John Quiggin wrote recently that in his opinion the existence of unemployment is “the central issue of macroeconomics.”
It’s of course unsurprising but still striking that at a flagship economics conference the papers presented tend to shy away from tackling the real fundamentals. But the existence of unemployment is an important puzzle, and it’s important to note that it’s not just unemployed people. Downtown San Diego, for example, features a lot of unemployed storefronts these days. It’s simple enough to say that this has something to do with the real estate boom of some years ago and its subsequent unwinding, but you ought to be able to feel the tug of the classical intuition that this can’t really happen. There should be some non-zero price at which the storefronts lease.

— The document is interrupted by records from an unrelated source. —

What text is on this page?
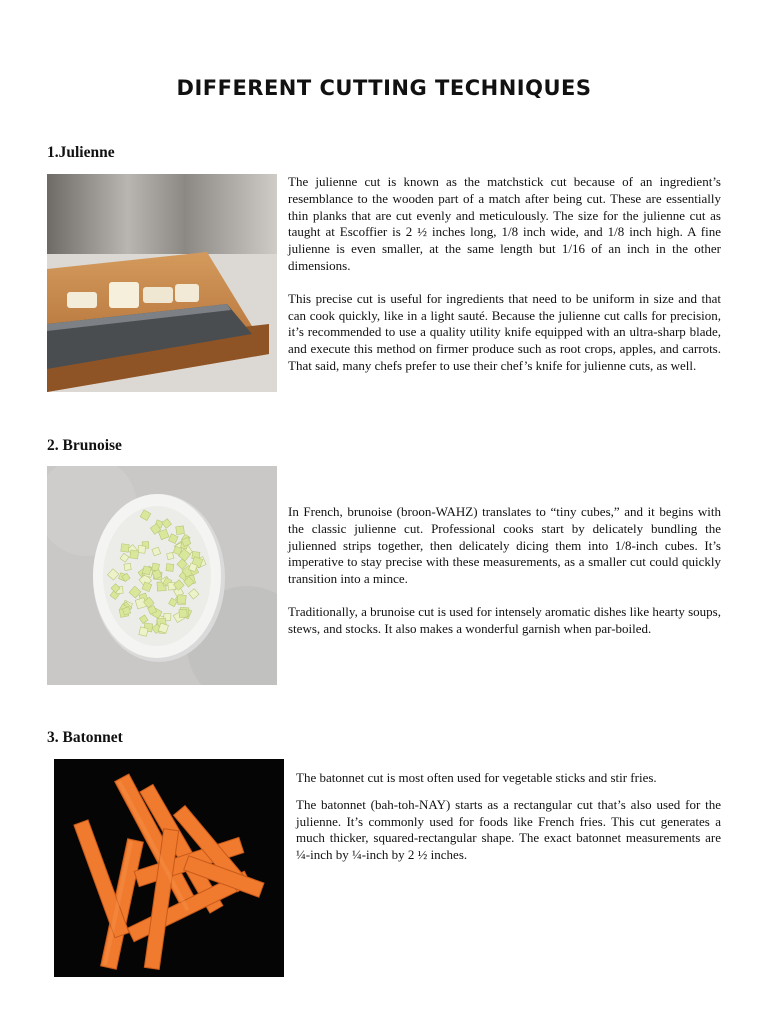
DIFFERENT CUTTING TECHNIQUES
1.Julienne

The julienne cut is known as the matchstick cut because of an ingredient’s resemblance to the wooden part of a match after being cut. These are essentially thin planks that are cut evenly and meticulously. The size for the julienne cut as taught at Escoffier is 2 ½ inches long, 1/8 inch wide, and 1/8 inch high. A fine julienne is even smaller, at the same length but 1/16 of an inch in the other dimensions.

This precise cut is useful for ingredients that need to be uniform in size and that can cook quickly, like in a light sauté. Because the julienne cut calls for precision, it’s recommended to use a quality utility knife equipped with an ultra-sharp blade, and execute this method on firmer produce such as root crops, apples, and carrots. That said, many chefs prefer to use their chef’s knife for julienne cuts, as well.

2. Brunoise

In French, brunoise (broon-WAHZ) translates to “tiny cubes,” and it begins with the classic julienne cut. Professional cooks start by delicately bundling the julienned strips together, then delicately dicing them into 1/8-inch cubes. It’s imperative to stay precise with these measurements, as a smaller cut could quickly transition into a mince.

Traditionally, a brunoise cut is used for intensely aromatic dishes like hearty soups, stews, and stocks. It also makes a wonderful garnish when par-boiled.

3. Batonnet

The batonnet cut is most often used for vegetable sticks and stir fries.

The batonnet (bah-toh-NAY) starts as a rectangular cut that’s also used for the julienne. It’s commonly used for foods like French fries. This cut generates a much thicker, squared-rectangular shape. The exact batonnet measurements are ¼-inch by ¼-inch by 2 ½ inches.
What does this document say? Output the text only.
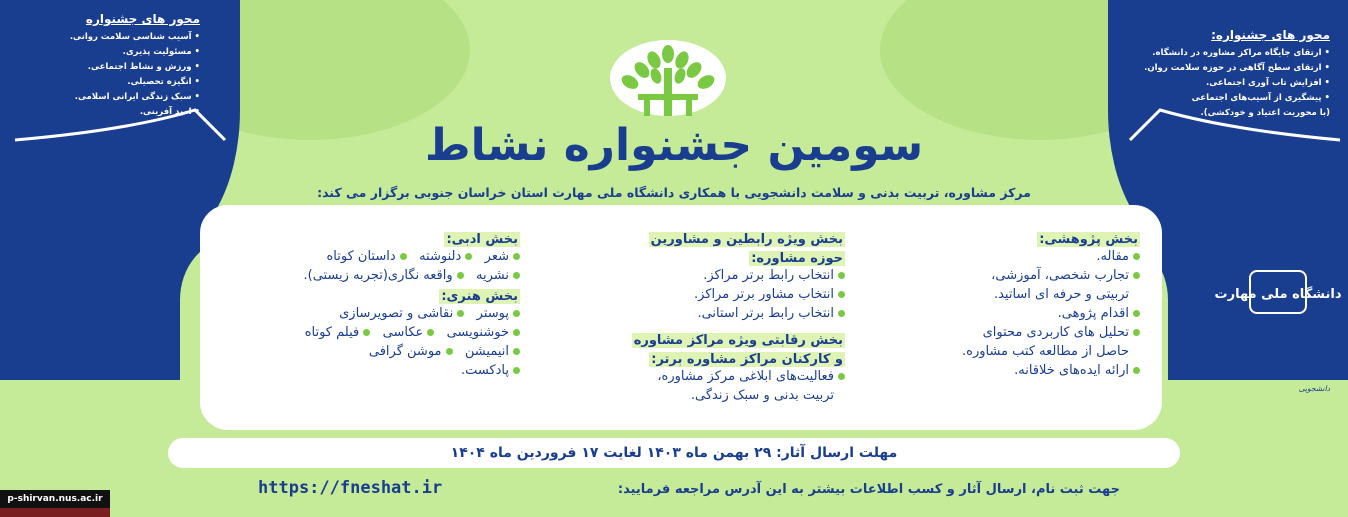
محور های جشنواره
• آسیب شناسی سلامت روانی.
• مسئولیت پذیری.
• ورزش و نشاط اجتماعی.
• انگیزه تحصیلی.
• سبک زندگی ایرانی اسلامی.
• امید آفرینی.
محور های جشنواره:
• ارتقای جایگاه مراکز مشاوره در دانشگاه.
• ارتقای سطح آگاهی در حوزه سلامت روان.
• افزایش تاب آوری اجتماعی.
• پیشگیری از آسیب‌های اجتماعی
(با محوریت اعتیاد و خودکشی).
سومین جشنواره نشاط
مرکز مشاوره، تربیت بدنی و سلامت دانشجویی با همکاری دانشگاه ملی مهارت استان خراسان جنوبی برگزار می کند:
بخش پژوهشی:
مقاله.
تجارب شخصی، آموزشی،
تربیتی و حرفه ای اساتید.
اقدام پژوهی.
تحلیل های کاربردی محتوای
حاصل از مطالعه کتب مشاوره.
ارائه ایده‌های خلاقانه.
بخش ویژه رابطین و مشاورین
حوزه مشاوره:
انتخاب رابط برتر مراکز.
انتخاب مشاور برتر مراکز.
انتخاب رابط برتر استانی.
بخش رقابتی ویژه مراکز مشاوره
و کارکنان مراکز مشاوره برتر:
فعالیت‌های ابلاغی مرکز مشاوره،
تربیت بدنی و سبک زندگی.
بخش ادبی:
شعر   دلنوشته   داستان کوتاه
نشریه   واقعه نگاری(تجربه زیستی).
بخش هنری:
پوستر   نقاشی و تصویرسازی
خوشنویسی   عکاسی   فیلم کوتاه
انیمیشن   موشن گرافی
پادکست.
دانشگاه ملی مهارت
وزارت علوم، تحقیقات و فناوری
دانشگاه ملی مهارت
معاونت فرهنگی و دانشجویی
مرکز مشاوره، تربیت بدنی و سلامت دانشجویی
مهلت ارسال آثار: ۲۹ بهمن ماه ۱۴۰۳ لغایت ۱۷ فروردین ماه ۱۴۰۴
جهت ثبت نام، ارسال آثار و کسب اطلاعات بیشتر به این آدرس مراجعه فرمایید:
https://fneshat.ir
p-shirvan.nus.ac.ir
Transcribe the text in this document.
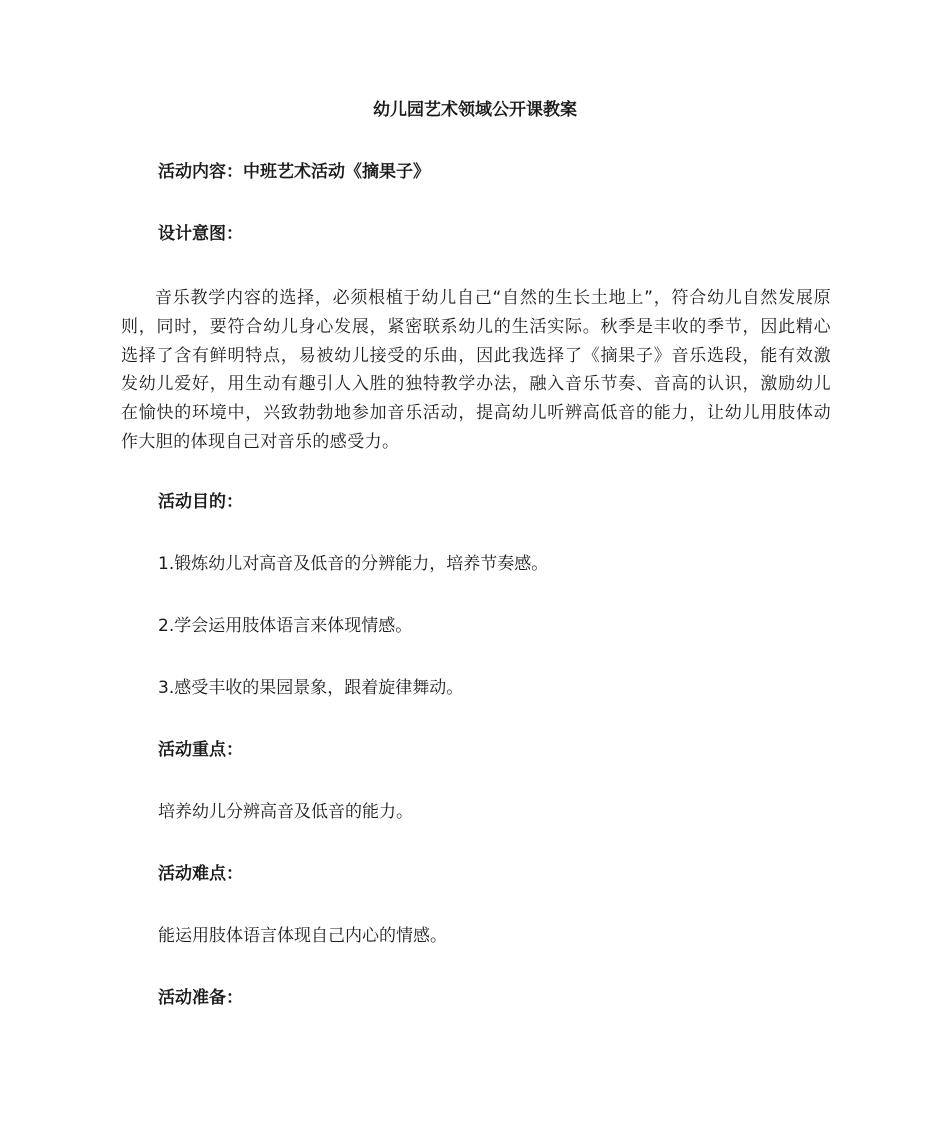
幼儿园艺术领域公开课教案
活动内容：中班艺术活动《摘果子》
设计意图：
音乐教学内容的选择，必须根植于幼儿自己“自然的生长土地上”，符合幼儿自然发展原则，同时，要符合幼儿身心发展，紧密联系幼儿的生活实际。秋季是丰收的季节，因此精心选择了含有鲜明特点，易被幼儿接受的乐曲，因此我选择了《摘果子》音乐选段，能有效激发幼儿爱好，用生动有趣引人入胜的独特教学办法，融入音乐节奏、音高的认识，激励幼儿在愉快的环境中，兴致勃勃地参加音乐活动，提高幼儿听辨高低音的能力，让幼儿用肢体动作大胆的体现自己对音乐的感受力。
活动目的：
1.锻炼幼儿对高音及低音的分辨能力，培养节奏感。
2.学会运用肢体语言来体现情感。
3.感受丰收的果园景象，跟着旋律舞动。
活动重点：
培养幼儿分辨高音及低音的能力。
活动难点：
能运用肢体语言体现自己内心的情感。
活动准备：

And yet there they stand vacant. And the idea that it’s microeconomics all the way down and unemployed storefronts must be caused by bad government regulations standing in the way of the market is even less plausible with regards to these storefronts than with regards to people. After all, this is relatively new construction that we’re talking about. Burdensome regulation should stop the buildings from being built in the first place, not induce people to build unleasable structures.
You need an actual theory of the macroeconomy to explain it. And most strikingly to explain the co-movements. It would be one thing if people were sometimes unemployed because there were no available storefronts for them to work in, or if storefronts were sometimes vacant because there were no people around to staff them. Situations like that do arise. But what also arises is situations where people and storefronts simultaneously become unemployed and then the economy seems to shift into a new equilibrium where people and physical capital go idle.